Glancing back at Doug, he said the only thing he could. “She dug her own grave.”

His old friend—and Chloe’s defense lawyer, apparently—cocked his head. “Do you suppose she’s waiting for a wonderful reunion?”

Jameson stared at him with hard eyes. A stare that made many a terrorist pray aloud for sweet, swift death.

Each for the other, two against the world.

Lies.

“More like absolution for her guilty conscience.”

After his time as a SEAL, Jameson knew the feeling well. Guilt.

Taking a life would do that to you.

 

 

Once upon a time, there was a lost boy named Jameson Maine.

And Chloe Morgan, lost herself, fell in love with him.

Because Jesus Christ on a cracker, when you were a seventeen-year-old girl there was always a boy, wasn’t there?

But this wasn’t your average boy. No, sir.

He was sweet and tender and young, but still, so damn mature. An adult in the way a hard life forced you to be. And he made her teenage dreams come true.

He made her feel independent. A smart girl who could choose her own path in life, no demands to attend an Ivy League school then join a prestigious firm on Wall Street.

He made her feel important. A shoulder for her grief-stricken soulmate, though she had no experience of death herself. Nor the knowledge of unconditional maternal love.

He made her want for faraway lands. Naval bases filled with cookie-cutter housing that could fit newlyweds today and a family tomorrow.

He made her feel sheltered. Protected in a way that wealth and status never could, even against the hand that rocked the cradle and falsely claimed her best interest.

Until the warm fall day when he left. Without her.

Without a word, in fact.

And now that boy was a man. A man no longer sweet or tender. A man who loved the F-word and who used to love her. Told her so way back when anyway. And God, did she love him back.

Might very well still love him.

That was the problem with this boy-turned-man. He owned her heart and soul, even though he’d broken it and turned it black.

And even though she knew better, he made her think of another boy. One she loved just as much.

Inside her car idling a half block down the street, hidden behind a non-descript sedan that belonged to the owners of the bungalow three doors down, she watched that other boy run out the front door of a two-story colonial. A colonial painted winter white with black shutters and a red front door, grapevine wreath included. Very homey.

His frenetic energy made her smile, and laugh out loud when he stopped suddenly halfway down the flagstone sidewalk, putting on the brakes when something—or someone—called to him from the red doorway. Nodding as he ran back, he grabbed the ball cap, tucking it tight to his dark head, then retracing his steps, still running. Always moving.

Her smile slipped when she pictured the woman who handed him the pinstriped Yankees cap. Chloe knew her well, though her face was hidden from view. Though they could never become friends. Though they carried the same love for the same person.

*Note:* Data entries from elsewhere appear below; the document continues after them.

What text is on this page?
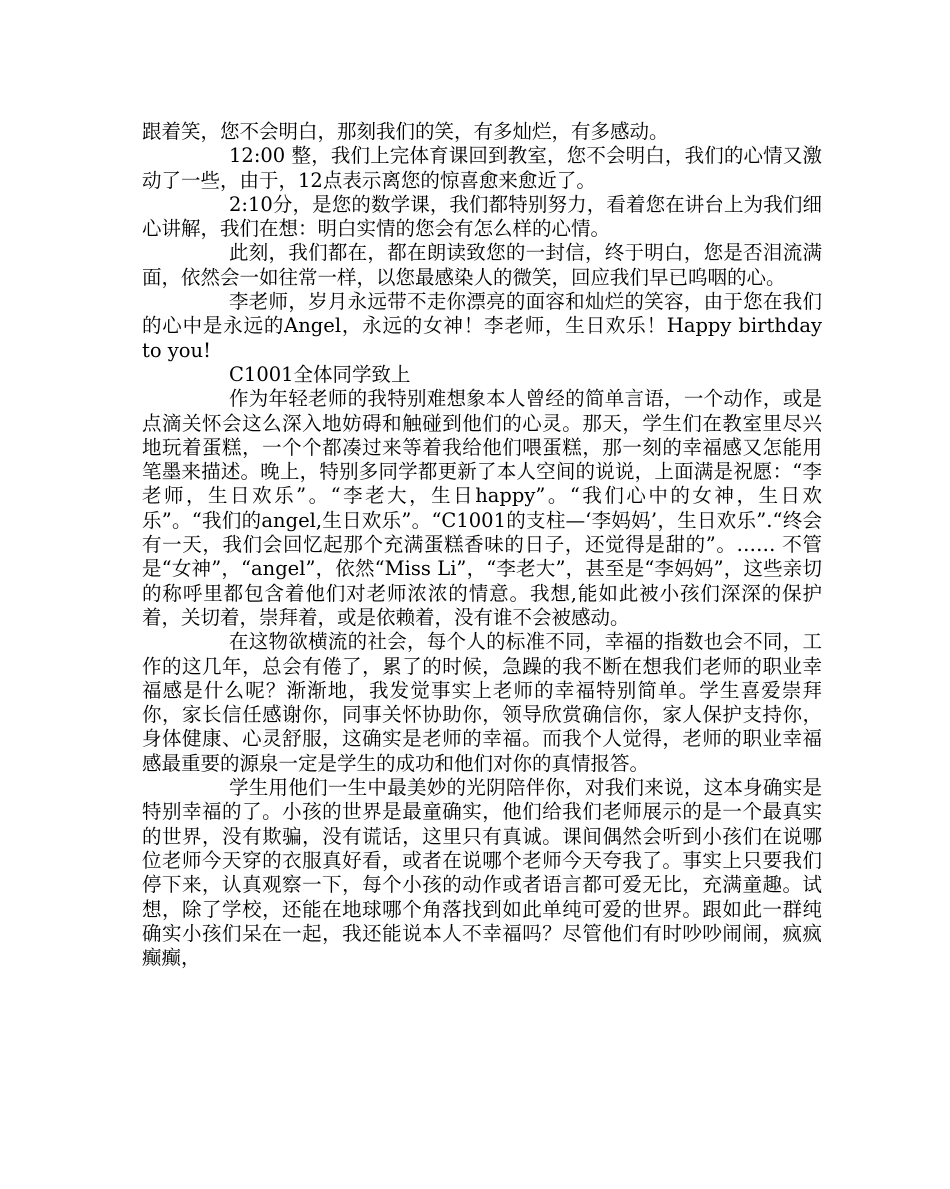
跟着笑，您不会明白，那刻我们的笑，有多灿烂，有多感动。

12:00 整，我们上完体育课回到教室，您不会明白，我们的心情又激动了一些，由于，12点表示离您的惊喜愈来愈近了。

2:10分，是您的数学课，我们都特别努力，看着您在讲台上为我们细心讲解，我们在想：明白实情的您会有怎么样的心情。

此刻，我们都在，都在朗读致您的一封信，终于明白，您是否泪流满面，依然会一如往常一样，以您最感染人的微笑，回应我们早已呜咽的心。

李老师，岁月永远带不走你漂亮的面容和灿烂的笑容，由于您在我们的心中是永远的Angel，永远的女神！李老师，生日欢乐！Happy birthday to you!

C1001全体同学致上

作为年轻老师的我特别难想象本人曾经的简单言语，一个动作，或是点滴关怀会这么深入地妨碍和触碰到他们的心灵。那天，学生们在教室里尽兴地玩着蛋糕，一个个都凑过来等着我给他们喂蛋糕，那一刻的幸福感又怎能用笔墨来描述。晚上，特别多同学都更新了本人空间的说说，上面满是祝愿：“李老师，生日欢乐”。“李老大，生日happy”。“我们心中的女神，生日欢乐”。“我们的angel,生日欢乐”。“C1001的支柱—‘李妈妈’，生日欢乐”.“终会有一天，我们会回忆起那个充满蛋糕香味的日子，还觉得是甜的”。…… 不管是“女神”，“angel”，依然“Miss Li”，“李老大”，甚至是“李妈妈”，这些亲切的称呼里都包含着他们对老师浓浓的情意。我想,能如此被小孩们深深的保护着，关切着，崇拜着，或是依赖着，没有谁不会被感动。

在这物欲横流的社会，每个人的标准不同，幸福的指数也会不同，工作的这几年，总会有倦了，累了的时候，急躁的我不断在想我们老师的职业幸福感是什么呢？渐渐地，我发觉事实上老师的幸福特别简单。学生喜爱崇拜你，家长信任感谢你，同事关怀协助你，领导欣赏确信你，家人保护支持你，身体健康、心灵舒服，这确实是老师的幸福。而我个人觉得，老师的职业幸福感最重要的源泉一定是学生的成功和他们对你的真情报答。

学生用他们一生中最美妙的光阴陪伴你，对我们来说，这本身确实是特别幸福的了。小孩的世界是最童确实，他们给我们老师展示的是一个最真实的世界，没有欺骗，没有谎话，这里只有真诚。课间偶然会听到小孩们在说哪位老师今天穿的衣服真好看，或者在说哪个老师今天夸我了。事实上只要我们停下来，认真观察一下，每个小孩的动作或者语言都可爱无比，充满童趣。试想，除了学校，还能在地球哪个角落找到如此单纯可爱的世界。跟如此一群纯确实小孩们呆在一起，我还能说本人不幸福吗？尽管他们有时吵吵闹闹，疯疯癫癫，
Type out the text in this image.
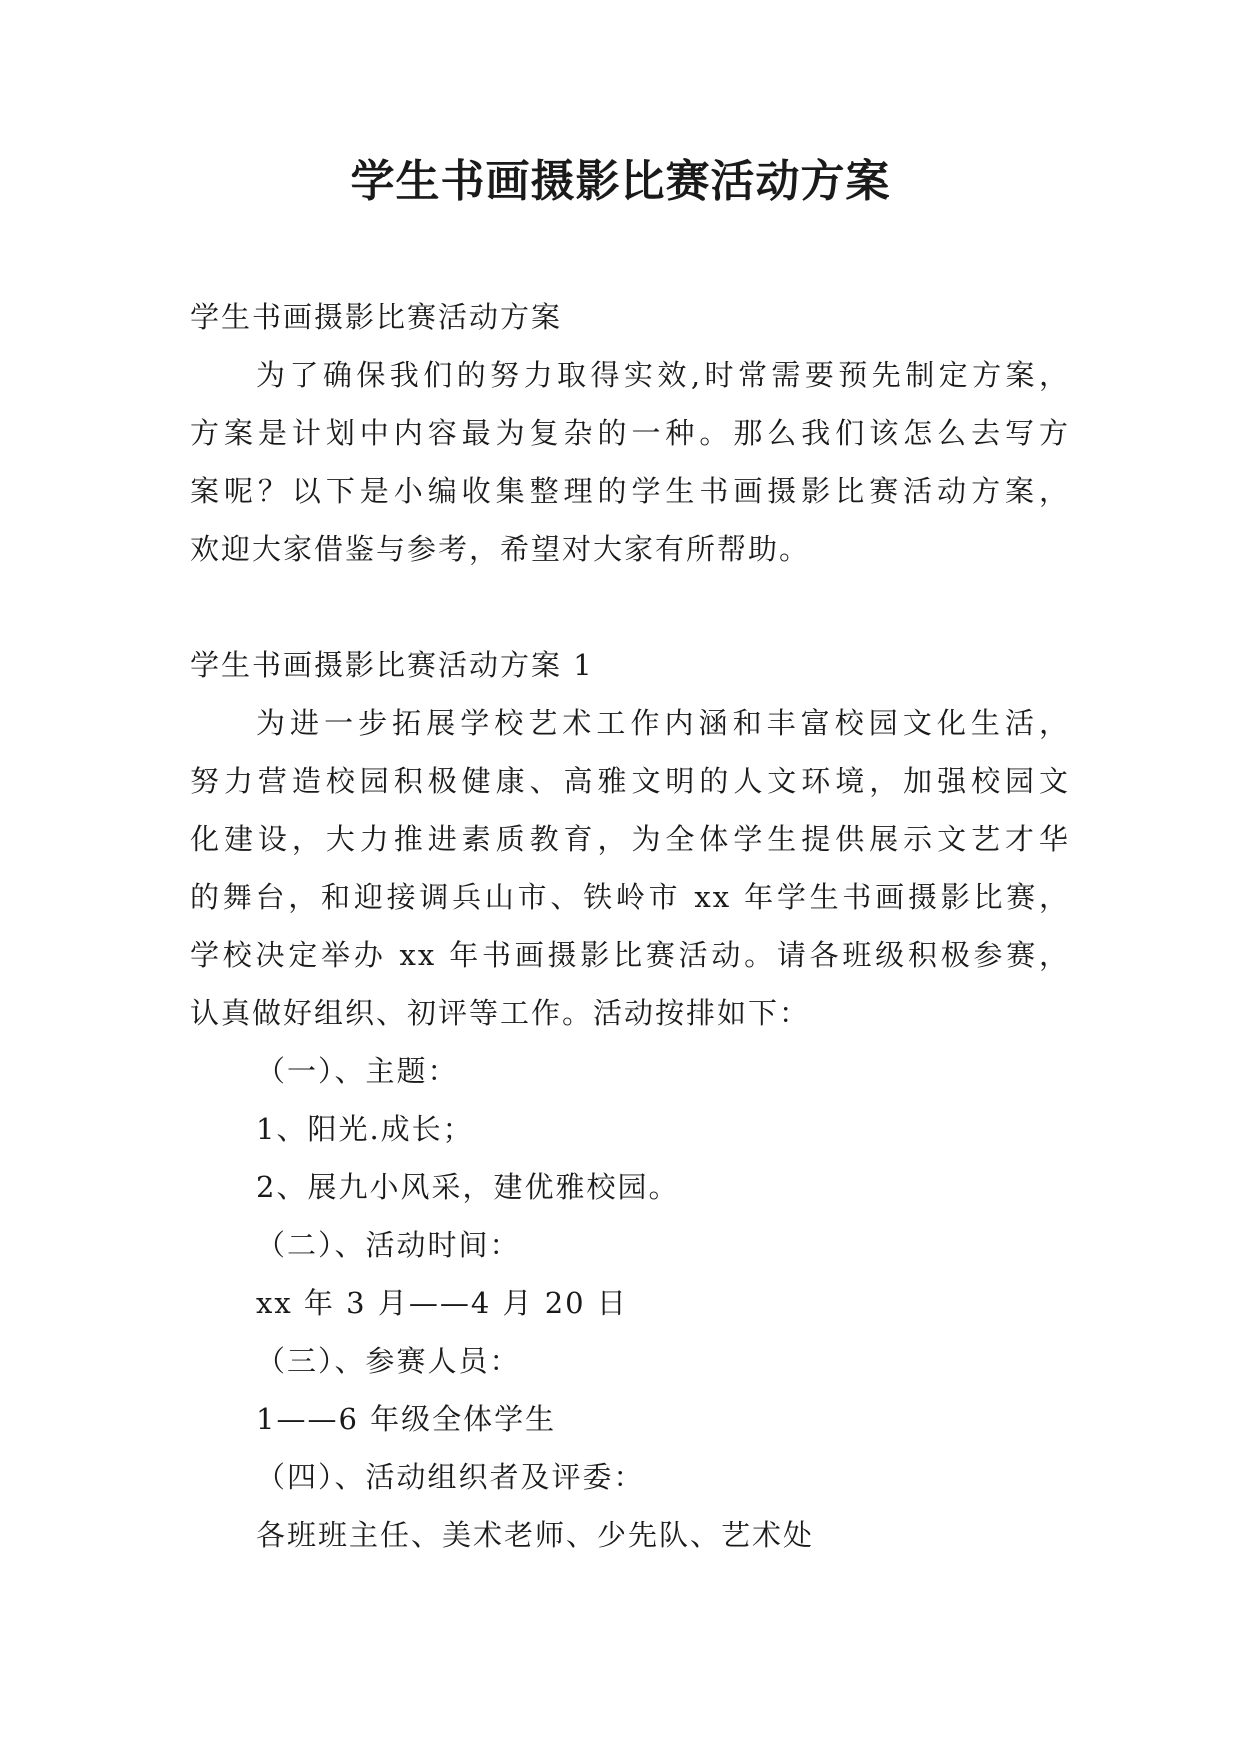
学生书画摄影比赛活动方案
学生书画摄影比赛活动方案
为了确保我们的努力取得实效,时常需要预先制定方案，
方案是计划中内容最为复杂的一种。那么我们该怎么去写方
案呢？以下是小编收集整理的学生书画摄影比赛活动方案，
欢迎大家借鉴与参考，希望对大家有所帮助。
学生书画摄影比赛活动方案 1
为进一步拓展学校艺术工作内涵和丰富校园文化生活，
努力营造校园积极健康、高雅文明的人文环境，加强校园文
化建设，大力推进素质教育，为全体学生提供展示文艺才华
的舞台，和迎接调兵山市、铁岭市 xx 年学生书画摄影比赛，
学校决定举办 xx 年书画摄影比赛活动。请各班级积极参赛，
认真做好组织、初评等工作。活动按排如下：
（一）、主题：
1、阳光.成长；
2、展九小风采，建优雅校园。
（二）、活动时间：
xx 年 3 月——4 月 20 日
（三）、参赛人员：
1——6 年级全体学生
（四）、活动组织者及评委：
各班班主任、美术老师、少先队、艺术处
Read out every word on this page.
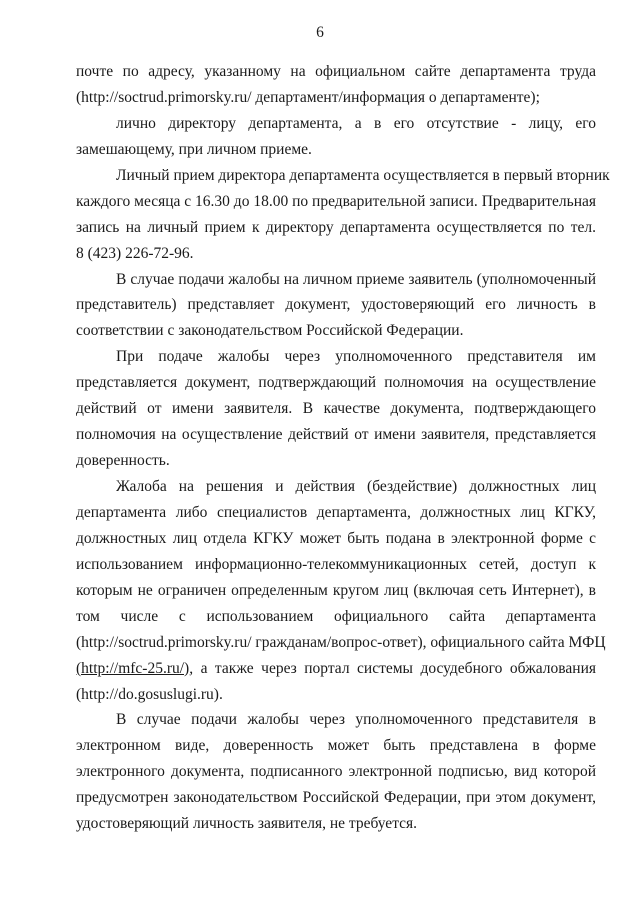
6
почте по адресу, указанному на официальном сайте департамента труда
(http://soctrud.primorsky.ru/ департамент/информация о департаменте);
лично директору департамента, а в его отсутствие - лицу, его
замешающему, при личном приеме.
Личный прием директора департамента осуществляется в первый вторник
каждого месяца с 16.30 до 18.00 по предварительной записи. Предварительная
запись на личный прием к директору департамента осуществляется по тел.
8 (423) 226-72-96.
В случае подачи жалобы на личном приеме заявитель (уполномоченный
представитель) представляет документ, удостоверяющий его личность в
соответствии с законодательством Российской Федерации.
При подаче жалобы через уполномоченного представителя им
представляется документ, подтверждающий полномочия на осуществление
действий от имени заявителя. В качестве документа, подтверждающего
полномочия на осуществление действий от имени заявителя, представляется
доверенность.
Жалоба на решения и действия (бездействие) должностных лиц
департамента либо специалистов департамента, должностных лиц КГКУ,
должностных лиц отдела КГКУ может быть подана в электронной форме с
использованием информационно-телекоммуникационных сетей, доступ к
которым не ограничен определенным кругом лиц (включая сеть Интернет), в
том числе с использованием официального сайта департамента
(http://soctrud.primorsky.ru/ гражданам/вопрос-ответ), официального сайта МФЦ
(http://mfc-25.ru/), а также через портал системы досудебного обжалования
(http://do.gosuslugi.ru).
В случае подачи жалобы через уполномоченного представителя в
электронном виде, доверенность может быть представлена в форме
электронного документа, подписанного электронной подписью, вид которой
предусмотрен законодательством Российской Федерации, при этом документ,
удостоверяющий личность заявителя, не требуется.
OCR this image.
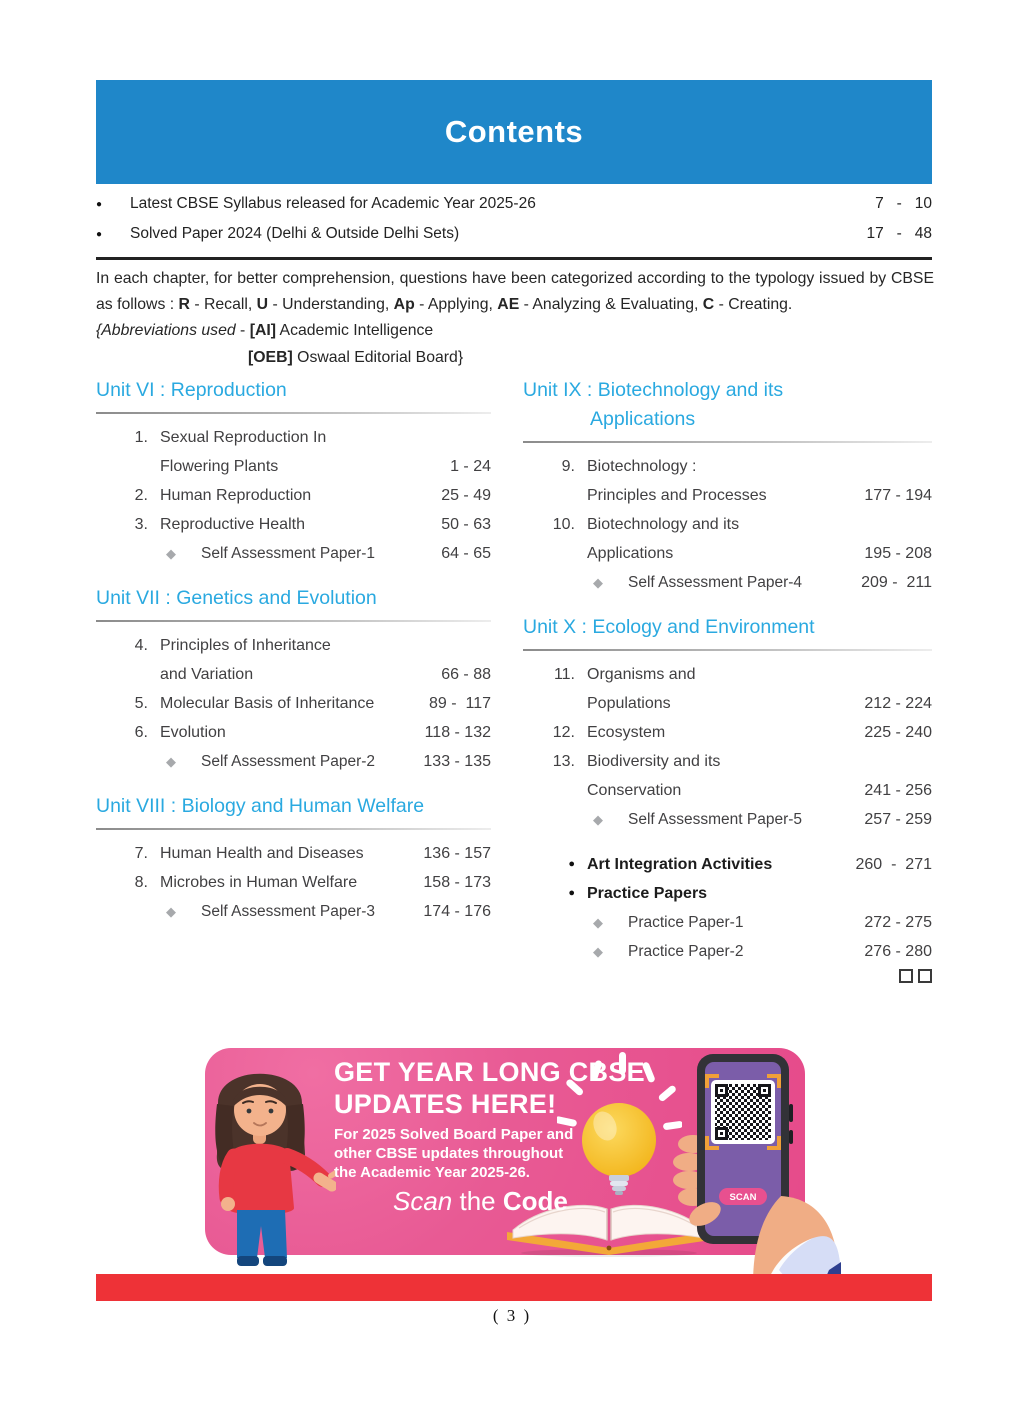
Contents
●	Latest CBSE Syllabus released for Academic Year 2025-26	7   -   10
●	Solved Paper 2024 (Delhi & Outside Delhi Sets)	17   -   48
In each chapter, for better comprehension, questions have been categorized according to the typology issued by CBSE as follows : R - Recall, U - Understanding, Ap - Applying, AE - Analyzing & Evaluating, C - Creating.
{Abbreviations used - [AI] Academic Intelligence
[OEB] Oswaal Editorial Board}
Unit VI : Reproduction
1. Sexual Reproduction In
Flowering Plants	1 - 24
2. Human Reproduction	25 - 49
3. Reproductive Health	50 - 63
◆	Self Assessment Paper-1	64 - 65
Unit VII : Genetics and Evolution
4. Principles of Inheritance
and Variation	66 - 88
5. Molecular Basis of Inheritance	89 -  117
6. Evolution	118 - 132
◆	Self Assessment Paper-2	133 - 135
Unit VIII : Biology and Human Welfare
7. Human Health and Diseases	136 - 157
8. Microbes in Human Welfare	158 - 173
◆	Self Assessment Paper-3	174 - 176
Unit IX : Biotechnology and its
Applications
9. Biotechnology :
Principles and Processes	177 - 194
10. Biotechnology and its
Applications	195 - 208
◆	Self Assessment Paper-4	209 -  211
Unit X : Ecology and Environment
11. Organisms and
Populations	212 - 224
12. Ecosystem	225 - 240
13. Biodiversity and its
Conservation	241 - 256
◆	Self Assessment Paper-5	257 - 259
● Art Integration Activities	260  -  271
● Practice Papers
◆	Practice Paper-1	272 - 275
◆	Practice Paper-2	276 - 280
SCAN
GET YEAR LONG CBSE
UPDATES HERE!
For 2025 Solved Board Paper and
other CBSE updates throughout
the Academic Year 2025-26.
Scan the Code
( 3 )
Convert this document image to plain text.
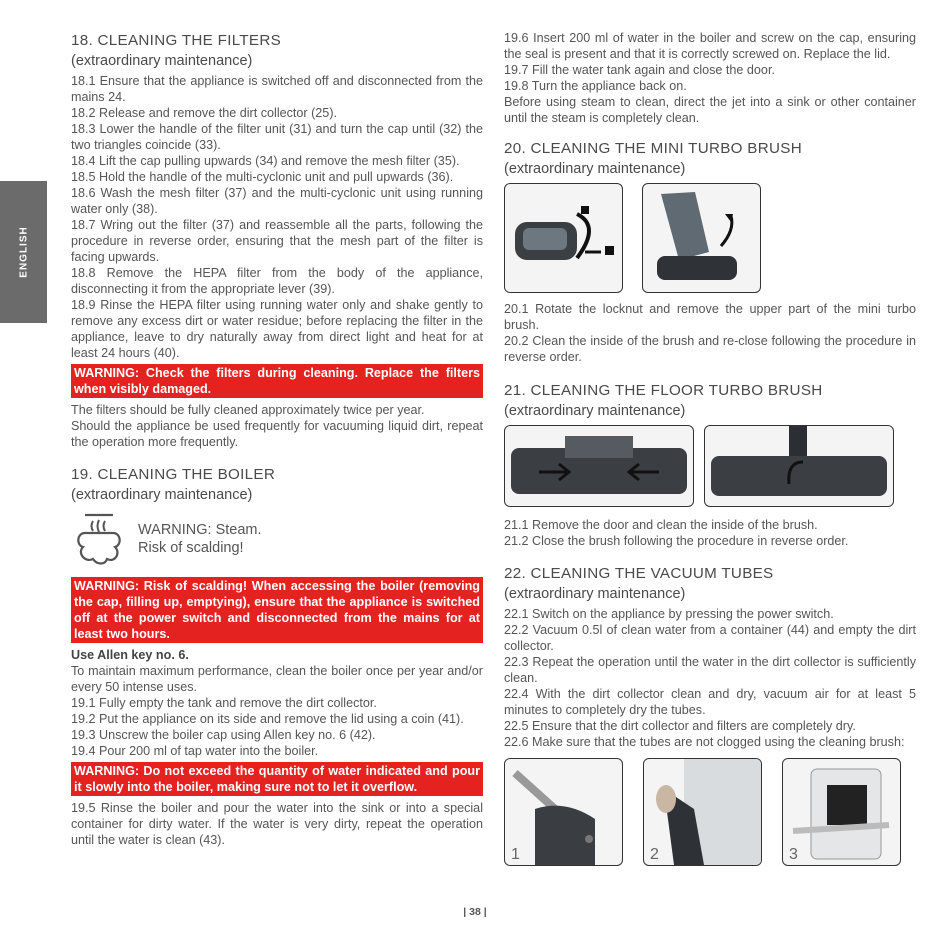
ENGLISH
18. CLEANING THE FILTERS
(extraordinary maintenance)

18.1 Ensure that the appliance is switched off and disconnected from the mains 24.

18.2 Release and remove the dirt collector (25).

18.3 Lower the handle of the filter unit (31) and turn the cap until (32) the two triangles coincide (33).

18.4 Lift the cap pulling upwards (34) and remove the mesh filter (35).

18.5 Hold the handle of the multi-cyclonic unit and pull upwards (36).

18.6 Wash the mesh filter (37) and the multi-cyclonic unit using running water only (38).

18.7 Wring out the filter (37) and reassemble all the parts, following the procedure in reverse order, ensuring that the mesh part of the filter is facing upwards.

18.8 Remove the HEPA filter from the body of the appliance, disconnecting it from the appropriate lever (39).

18.9 Rinse the HEPA filter using running water only and shake gently to remove any excess dirt or water residue; before replacing the filter in the appliance, leave to dry naturally away from direct light and heat for at least 24 hours (40).

WARNING: Check the filters during cleaning. Replace the filters when visibly damaged.

The filters should be fully cleaned approximately twice per year.

Should the appliance be used frequently for vacuuming liquid dirt, repeat the operation more frequently.

19. CLEANING THE BOILER
(extraordinary maintenance)
WARNING: Steam.
Risk of scalding!
WARNING: Risk of scalding! When accessing the boiler (removing the cap, filling up, emptying), ensure that the appliance is switched off at the power switch and disconnected from the mains for at least two hours.

Use Allen key no. 6.

To maintain maximum performance, clean the boiler once per year and/or every 50 intense uses.

19.1 Fully empty the tank and remove the dirt collector.

19.2 Put the appliance on its side and remove the lid using a coin (41).

19.3 Unscrew the boiler cap using Allen key no. 6 (42).

19.4 Pour 200 ml of tap water into the boiler.

WARNING: Do not exceed the quantity of water indicated and pour it slowly into the boiler, making sure not to let it overflow.

19.5 Rinse the boiler and pour the water into the sink or into a special container for dirty water. If the water is very dirty, repeat the operation until the water is clean (43).

19.6 Insert 200 ml of water in the boiler and screw on the cap, ensuring the seal is present and that it is correctly screwed on. Replace the lid.

19.7 Fill the water tank again and close the door.

19.8 Turn the appliance back on.

Before using steam to clean, direct the jet into a sink or other container until the steam is completely clean.

20. CLEANING THE MINI TURBO BRUSH
(extraordinary maintenance)

20.1 Rotate the locknut and remove the upper part of the mini turbo brush.

20.2 Clean the inside of the brush and re-close following the procedure in reverse order.

21. CLEANING THE FLOOR TURBO BRUSH
(extraordinary maintenance)

21.1 Remove the door and clean the inside of the brush.

21.2 Close the brush following the procedure in reverse order.

22. CLEANING THE VACUUM TUBES
(extraordinary maintenance)

22.1 Switch on the appliance by pressing the power switch.

22.2 Vacuum 0.5l of clean water from a container (44) and empty the dirt collector.

22.3 Repeat the operation until the water in the dirt collector is sufficiently clean.

22.4 With the dirt collector clean and dry, vacuum air for at least 5 minutes to completely dry the tubes.

22.5 Ensure that the dirt collector and filters are completely dry.

22.6 Make sure that the tubes are not clogged using the cleaning brush:

1	2	3
| 38 |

Chloe watched him run down the sidewalk, opposite the direction of her car, until he was out of sight. Not daring to follow.

A glimpse was all she needed.

All she was allowed.

“Canon in D” sounded, her cell phone ringing through the car’s Bluetooth speaker. This morning, the wedding march didn’t bother her as much as it usually did.

She answered Wendy’s call as she pulled out of her parking spot, whipping a U-turn on the quiet residential street, avoiding passing by the colonial.